"Dramaturges and editors share the fact, among other things, that our work often remains invisible. Solid and thorough editorial work is mostly invisibly embedded in journals, books and other publications we create every day, and it actually permeates every page of every edition we conceive from the first idea through careful collection, reading, thinking, deleting, turning things inside out and upside down, checking, translating, correspondence, meetings, proofreading and correction, and there is a lot more of this before we get to proofs, print and public events we devise after the journals, books and publications have already reached the bookshelves in bookshops and in subscribers’ and readers’ homes."
This is how Amelia Kraigher, the almost former editor of the last 48 issues of Maska journal (as well as 24 books, released by Maska institute in the same period), begins her penultimate introduction to the journal's most recent issue.
Thanks to Amelia's invitation, I contributed some essays and reviews to Maska myself.
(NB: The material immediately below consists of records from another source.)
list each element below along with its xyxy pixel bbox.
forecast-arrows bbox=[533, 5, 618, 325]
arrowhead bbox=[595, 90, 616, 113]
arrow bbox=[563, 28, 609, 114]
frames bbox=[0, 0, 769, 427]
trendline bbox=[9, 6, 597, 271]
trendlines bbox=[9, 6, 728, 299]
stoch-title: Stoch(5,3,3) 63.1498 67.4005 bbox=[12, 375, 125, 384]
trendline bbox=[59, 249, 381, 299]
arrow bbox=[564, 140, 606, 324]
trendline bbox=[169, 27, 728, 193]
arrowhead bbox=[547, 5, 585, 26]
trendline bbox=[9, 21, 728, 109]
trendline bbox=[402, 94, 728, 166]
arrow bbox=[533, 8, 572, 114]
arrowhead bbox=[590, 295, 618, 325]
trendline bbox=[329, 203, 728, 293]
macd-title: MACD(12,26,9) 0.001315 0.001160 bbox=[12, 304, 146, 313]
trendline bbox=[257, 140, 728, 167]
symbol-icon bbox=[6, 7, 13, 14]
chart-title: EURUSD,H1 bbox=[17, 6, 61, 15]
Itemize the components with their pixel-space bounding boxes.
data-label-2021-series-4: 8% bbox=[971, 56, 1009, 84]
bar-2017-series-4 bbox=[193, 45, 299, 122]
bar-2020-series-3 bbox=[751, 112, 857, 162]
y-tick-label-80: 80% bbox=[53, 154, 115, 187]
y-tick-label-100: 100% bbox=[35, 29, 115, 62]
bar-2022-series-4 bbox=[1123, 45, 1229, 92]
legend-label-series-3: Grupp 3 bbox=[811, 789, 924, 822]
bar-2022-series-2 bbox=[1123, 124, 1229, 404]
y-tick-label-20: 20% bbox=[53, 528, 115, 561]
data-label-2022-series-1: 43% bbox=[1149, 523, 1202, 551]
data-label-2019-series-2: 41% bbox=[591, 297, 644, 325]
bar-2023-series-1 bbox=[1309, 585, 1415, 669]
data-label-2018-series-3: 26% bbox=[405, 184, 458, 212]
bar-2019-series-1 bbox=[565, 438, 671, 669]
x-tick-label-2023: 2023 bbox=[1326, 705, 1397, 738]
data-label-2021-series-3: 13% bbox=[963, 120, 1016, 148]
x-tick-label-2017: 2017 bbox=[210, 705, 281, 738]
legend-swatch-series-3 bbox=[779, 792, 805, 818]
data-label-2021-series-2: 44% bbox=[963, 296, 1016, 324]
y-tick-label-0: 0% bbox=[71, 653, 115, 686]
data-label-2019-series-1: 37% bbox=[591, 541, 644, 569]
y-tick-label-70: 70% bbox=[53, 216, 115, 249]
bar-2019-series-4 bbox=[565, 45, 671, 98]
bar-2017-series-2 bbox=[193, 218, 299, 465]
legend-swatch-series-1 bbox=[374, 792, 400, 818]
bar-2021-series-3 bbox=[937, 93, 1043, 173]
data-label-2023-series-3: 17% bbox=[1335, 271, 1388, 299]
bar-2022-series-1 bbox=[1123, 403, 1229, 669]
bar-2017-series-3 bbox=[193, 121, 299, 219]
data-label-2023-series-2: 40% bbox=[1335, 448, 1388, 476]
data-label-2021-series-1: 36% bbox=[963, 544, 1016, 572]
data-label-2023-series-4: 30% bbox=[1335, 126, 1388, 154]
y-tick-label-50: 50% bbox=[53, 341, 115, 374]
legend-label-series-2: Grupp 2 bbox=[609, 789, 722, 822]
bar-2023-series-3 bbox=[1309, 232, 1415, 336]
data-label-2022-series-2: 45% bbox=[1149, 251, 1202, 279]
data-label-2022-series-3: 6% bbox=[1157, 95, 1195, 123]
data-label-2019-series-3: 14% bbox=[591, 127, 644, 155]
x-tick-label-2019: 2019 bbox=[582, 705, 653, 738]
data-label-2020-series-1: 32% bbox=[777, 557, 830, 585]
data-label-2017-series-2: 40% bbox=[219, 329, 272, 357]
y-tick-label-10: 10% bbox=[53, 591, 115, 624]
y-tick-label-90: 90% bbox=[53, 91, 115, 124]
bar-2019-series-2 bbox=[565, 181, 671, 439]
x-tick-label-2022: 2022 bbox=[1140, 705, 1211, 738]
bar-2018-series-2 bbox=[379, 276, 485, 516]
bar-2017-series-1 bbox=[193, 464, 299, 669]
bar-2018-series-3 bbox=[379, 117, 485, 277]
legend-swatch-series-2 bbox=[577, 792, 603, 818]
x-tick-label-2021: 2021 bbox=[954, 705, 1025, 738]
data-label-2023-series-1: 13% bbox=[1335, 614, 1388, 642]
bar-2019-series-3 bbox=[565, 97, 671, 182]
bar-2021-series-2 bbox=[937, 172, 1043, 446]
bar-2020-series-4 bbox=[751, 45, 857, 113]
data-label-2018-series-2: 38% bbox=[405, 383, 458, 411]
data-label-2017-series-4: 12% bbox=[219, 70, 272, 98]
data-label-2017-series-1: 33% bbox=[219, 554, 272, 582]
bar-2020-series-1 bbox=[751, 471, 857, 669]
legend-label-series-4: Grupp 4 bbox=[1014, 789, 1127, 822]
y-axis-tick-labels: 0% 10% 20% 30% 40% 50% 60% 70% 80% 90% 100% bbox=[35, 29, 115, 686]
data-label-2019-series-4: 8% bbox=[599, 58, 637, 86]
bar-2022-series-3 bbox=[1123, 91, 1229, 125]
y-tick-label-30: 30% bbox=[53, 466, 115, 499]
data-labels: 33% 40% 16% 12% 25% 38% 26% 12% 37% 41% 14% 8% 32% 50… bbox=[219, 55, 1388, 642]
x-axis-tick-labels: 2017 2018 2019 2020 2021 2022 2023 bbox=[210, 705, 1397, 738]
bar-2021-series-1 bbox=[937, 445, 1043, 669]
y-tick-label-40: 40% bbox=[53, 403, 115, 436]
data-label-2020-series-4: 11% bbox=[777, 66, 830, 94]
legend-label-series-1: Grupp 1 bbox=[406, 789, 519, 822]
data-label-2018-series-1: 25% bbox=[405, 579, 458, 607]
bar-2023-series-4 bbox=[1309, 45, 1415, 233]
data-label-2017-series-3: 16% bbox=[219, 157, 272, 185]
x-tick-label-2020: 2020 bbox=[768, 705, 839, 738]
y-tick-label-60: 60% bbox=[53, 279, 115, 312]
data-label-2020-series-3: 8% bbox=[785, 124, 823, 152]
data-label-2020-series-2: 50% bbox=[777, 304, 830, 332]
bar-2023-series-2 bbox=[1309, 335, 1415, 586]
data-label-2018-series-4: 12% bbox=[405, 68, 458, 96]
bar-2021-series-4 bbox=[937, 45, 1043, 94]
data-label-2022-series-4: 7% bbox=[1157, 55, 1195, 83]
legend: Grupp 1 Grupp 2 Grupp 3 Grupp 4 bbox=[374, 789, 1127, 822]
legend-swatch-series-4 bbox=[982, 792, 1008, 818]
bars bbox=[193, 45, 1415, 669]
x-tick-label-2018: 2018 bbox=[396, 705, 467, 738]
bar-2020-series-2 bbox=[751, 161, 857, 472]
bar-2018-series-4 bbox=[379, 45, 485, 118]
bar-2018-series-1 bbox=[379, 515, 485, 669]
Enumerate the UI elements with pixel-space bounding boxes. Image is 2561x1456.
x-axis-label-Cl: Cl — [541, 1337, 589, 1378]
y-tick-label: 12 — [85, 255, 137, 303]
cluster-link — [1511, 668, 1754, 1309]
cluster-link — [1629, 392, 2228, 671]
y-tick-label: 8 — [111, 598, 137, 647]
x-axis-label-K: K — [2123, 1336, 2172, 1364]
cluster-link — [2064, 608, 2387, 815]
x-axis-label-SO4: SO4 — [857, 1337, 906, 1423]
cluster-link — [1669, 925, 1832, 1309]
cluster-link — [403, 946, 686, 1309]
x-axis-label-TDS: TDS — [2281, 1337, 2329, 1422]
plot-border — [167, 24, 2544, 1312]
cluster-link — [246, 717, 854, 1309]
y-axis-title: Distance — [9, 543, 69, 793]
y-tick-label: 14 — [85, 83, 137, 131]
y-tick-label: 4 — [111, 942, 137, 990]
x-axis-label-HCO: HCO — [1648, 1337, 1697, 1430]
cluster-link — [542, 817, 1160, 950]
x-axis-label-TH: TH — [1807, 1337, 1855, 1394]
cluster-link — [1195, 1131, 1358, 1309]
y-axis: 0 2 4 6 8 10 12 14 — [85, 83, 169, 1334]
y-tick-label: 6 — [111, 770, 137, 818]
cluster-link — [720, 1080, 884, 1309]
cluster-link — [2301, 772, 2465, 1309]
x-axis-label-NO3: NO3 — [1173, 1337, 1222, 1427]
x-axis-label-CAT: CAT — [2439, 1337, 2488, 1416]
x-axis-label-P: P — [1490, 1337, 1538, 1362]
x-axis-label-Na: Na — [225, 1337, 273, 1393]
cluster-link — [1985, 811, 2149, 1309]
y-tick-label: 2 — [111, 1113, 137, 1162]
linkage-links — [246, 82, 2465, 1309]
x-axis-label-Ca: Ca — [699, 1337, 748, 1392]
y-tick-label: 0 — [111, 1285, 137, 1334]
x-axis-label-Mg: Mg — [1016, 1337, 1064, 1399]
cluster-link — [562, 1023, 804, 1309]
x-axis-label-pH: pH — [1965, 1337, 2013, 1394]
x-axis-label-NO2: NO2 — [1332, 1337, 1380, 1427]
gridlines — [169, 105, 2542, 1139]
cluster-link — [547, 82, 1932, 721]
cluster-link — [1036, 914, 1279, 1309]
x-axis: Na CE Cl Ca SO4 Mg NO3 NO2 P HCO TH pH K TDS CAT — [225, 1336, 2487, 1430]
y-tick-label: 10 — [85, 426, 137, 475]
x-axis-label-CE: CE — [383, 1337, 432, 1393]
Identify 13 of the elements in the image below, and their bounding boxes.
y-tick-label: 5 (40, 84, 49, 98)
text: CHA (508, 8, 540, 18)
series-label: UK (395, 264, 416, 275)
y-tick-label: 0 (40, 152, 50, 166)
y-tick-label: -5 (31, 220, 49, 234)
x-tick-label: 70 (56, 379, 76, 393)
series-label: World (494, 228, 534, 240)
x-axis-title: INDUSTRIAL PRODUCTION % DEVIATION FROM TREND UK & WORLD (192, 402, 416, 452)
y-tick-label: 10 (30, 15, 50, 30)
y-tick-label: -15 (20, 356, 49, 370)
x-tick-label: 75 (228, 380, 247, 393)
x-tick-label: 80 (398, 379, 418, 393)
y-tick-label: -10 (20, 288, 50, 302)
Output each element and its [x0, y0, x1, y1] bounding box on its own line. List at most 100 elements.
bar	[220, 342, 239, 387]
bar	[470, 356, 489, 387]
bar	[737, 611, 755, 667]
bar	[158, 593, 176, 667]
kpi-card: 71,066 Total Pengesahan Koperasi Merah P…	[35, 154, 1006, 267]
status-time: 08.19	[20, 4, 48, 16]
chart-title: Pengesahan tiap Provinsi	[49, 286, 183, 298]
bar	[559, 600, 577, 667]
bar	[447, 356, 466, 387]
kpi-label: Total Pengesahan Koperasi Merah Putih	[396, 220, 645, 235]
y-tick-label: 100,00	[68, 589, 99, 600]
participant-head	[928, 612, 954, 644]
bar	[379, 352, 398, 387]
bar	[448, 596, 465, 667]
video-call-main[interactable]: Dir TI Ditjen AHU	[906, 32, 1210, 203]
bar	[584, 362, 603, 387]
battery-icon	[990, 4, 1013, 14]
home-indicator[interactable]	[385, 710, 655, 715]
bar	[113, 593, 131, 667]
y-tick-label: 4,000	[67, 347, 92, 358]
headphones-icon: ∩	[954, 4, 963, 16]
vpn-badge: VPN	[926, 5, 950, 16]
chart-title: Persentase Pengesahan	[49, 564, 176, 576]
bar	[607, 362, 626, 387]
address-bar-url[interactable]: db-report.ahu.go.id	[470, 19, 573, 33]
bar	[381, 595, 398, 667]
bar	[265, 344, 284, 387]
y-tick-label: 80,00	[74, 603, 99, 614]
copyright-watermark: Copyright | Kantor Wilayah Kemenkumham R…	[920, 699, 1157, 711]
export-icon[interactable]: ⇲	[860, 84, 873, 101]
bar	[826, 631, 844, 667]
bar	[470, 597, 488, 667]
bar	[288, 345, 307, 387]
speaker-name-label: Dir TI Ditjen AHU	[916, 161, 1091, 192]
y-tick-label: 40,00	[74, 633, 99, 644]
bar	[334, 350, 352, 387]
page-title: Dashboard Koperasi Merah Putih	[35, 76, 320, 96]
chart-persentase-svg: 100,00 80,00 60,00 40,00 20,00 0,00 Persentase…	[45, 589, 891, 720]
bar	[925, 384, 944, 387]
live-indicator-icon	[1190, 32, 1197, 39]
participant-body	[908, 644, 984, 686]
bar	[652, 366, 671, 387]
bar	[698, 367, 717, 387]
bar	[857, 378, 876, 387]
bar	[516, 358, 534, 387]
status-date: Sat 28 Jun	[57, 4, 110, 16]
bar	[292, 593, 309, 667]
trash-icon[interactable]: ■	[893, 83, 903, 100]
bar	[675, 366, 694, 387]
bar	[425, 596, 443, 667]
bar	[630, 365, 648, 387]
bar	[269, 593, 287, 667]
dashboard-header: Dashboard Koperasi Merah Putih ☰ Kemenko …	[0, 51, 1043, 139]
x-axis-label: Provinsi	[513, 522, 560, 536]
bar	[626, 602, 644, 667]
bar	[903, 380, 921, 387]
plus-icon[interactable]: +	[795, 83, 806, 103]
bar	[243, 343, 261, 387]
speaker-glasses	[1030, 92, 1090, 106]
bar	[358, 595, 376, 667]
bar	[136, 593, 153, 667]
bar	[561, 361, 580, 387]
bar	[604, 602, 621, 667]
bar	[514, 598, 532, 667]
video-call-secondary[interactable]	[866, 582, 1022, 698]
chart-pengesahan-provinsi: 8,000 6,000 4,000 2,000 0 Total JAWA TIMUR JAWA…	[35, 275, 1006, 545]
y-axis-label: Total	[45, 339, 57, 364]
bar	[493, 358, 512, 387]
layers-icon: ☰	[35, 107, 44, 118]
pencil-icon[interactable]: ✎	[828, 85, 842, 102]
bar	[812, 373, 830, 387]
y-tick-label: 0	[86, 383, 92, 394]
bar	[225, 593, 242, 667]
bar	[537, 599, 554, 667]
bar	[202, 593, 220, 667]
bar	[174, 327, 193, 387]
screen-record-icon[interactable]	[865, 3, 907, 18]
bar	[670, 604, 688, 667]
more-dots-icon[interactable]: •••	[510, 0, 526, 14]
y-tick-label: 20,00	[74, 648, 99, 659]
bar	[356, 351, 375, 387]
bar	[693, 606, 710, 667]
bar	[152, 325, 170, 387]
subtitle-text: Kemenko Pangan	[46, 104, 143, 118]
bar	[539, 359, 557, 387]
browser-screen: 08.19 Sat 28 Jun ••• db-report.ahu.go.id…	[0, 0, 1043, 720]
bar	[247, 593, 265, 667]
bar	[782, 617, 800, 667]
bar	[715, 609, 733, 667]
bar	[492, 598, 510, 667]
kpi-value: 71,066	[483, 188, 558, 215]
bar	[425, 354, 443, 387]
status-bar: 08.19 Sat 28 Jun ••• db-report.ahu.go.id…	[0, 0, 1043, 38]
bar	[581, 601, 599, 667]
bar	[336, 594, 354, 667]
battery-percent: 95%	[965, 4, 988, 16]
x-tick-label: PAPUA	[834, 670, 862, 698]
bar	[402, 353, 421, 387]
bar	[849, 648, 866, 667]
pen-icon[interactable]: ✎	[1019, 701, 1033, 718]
Since Maska is a referential journal internationally, it helped me to get noticed, which is great - especially if you, like we do (artists and other people, working in the arts in Slovenia), need the permission of the state to work legally - and, importantly - also get your social security financed by the state.
I am grateful for the opportunity that Amelia gave me also because, personally, the shift of my previous focus on feminist street art (graffiti, interventions, performances) to performance and dance, (mostly) happening off the streets, opened a new world for me. To my joy, the latest issue of Maska journal, nr. 189-190, is subtitled "The Feminists in the Spotlight". It features Alenka Spacal's essay on the amazing gender/genre-changer Bridge Markland, Jennie Klein's article on the feminist performance scene in Singapore, and my interview with the London-based editor of HYSTERIA.
In the e-mail interview, made in 2016 and entitled "Pleasure in Performing a Jagged Version of Femininity" the Hysteria editor says:
"Personally, I do not look for art in the museum or on stage. I find art on the streets, on the dark web, on Tumblr, etc., definitely not in the “art world”. Whenever I am in those contexts, and I have to admit that those are the contexts where my performances are often found, I become bored and uninspired. What I find here is merely reproductions of something old. I’m not interested in that. I long for quick movements, discomfort, violence, destructions and unbecomings in both art and politics and I only find this outside “art” and “politics” due to the institutionalisation and capitalisation of these concepts."
The latest issue of Maska also features Mala Kline's essay "Communal Dreaming: Beyond the 'We' We Know". I'm glad I could participate in one part of this dreamy project (Dream Hostel CII, 2014) at City of Women Festival in Ljubljana. That year, I was blogging for the festival and wrote (together with Cyprian Laskowski) an article, inspired by Dream Hostel CII, a 23-hour performance where the audience was invited for a sleep-over and to enter a specific form of dream exchange.
Bon voyage, Maska, may the new editor be as bright, decisive and supportive as the past one was.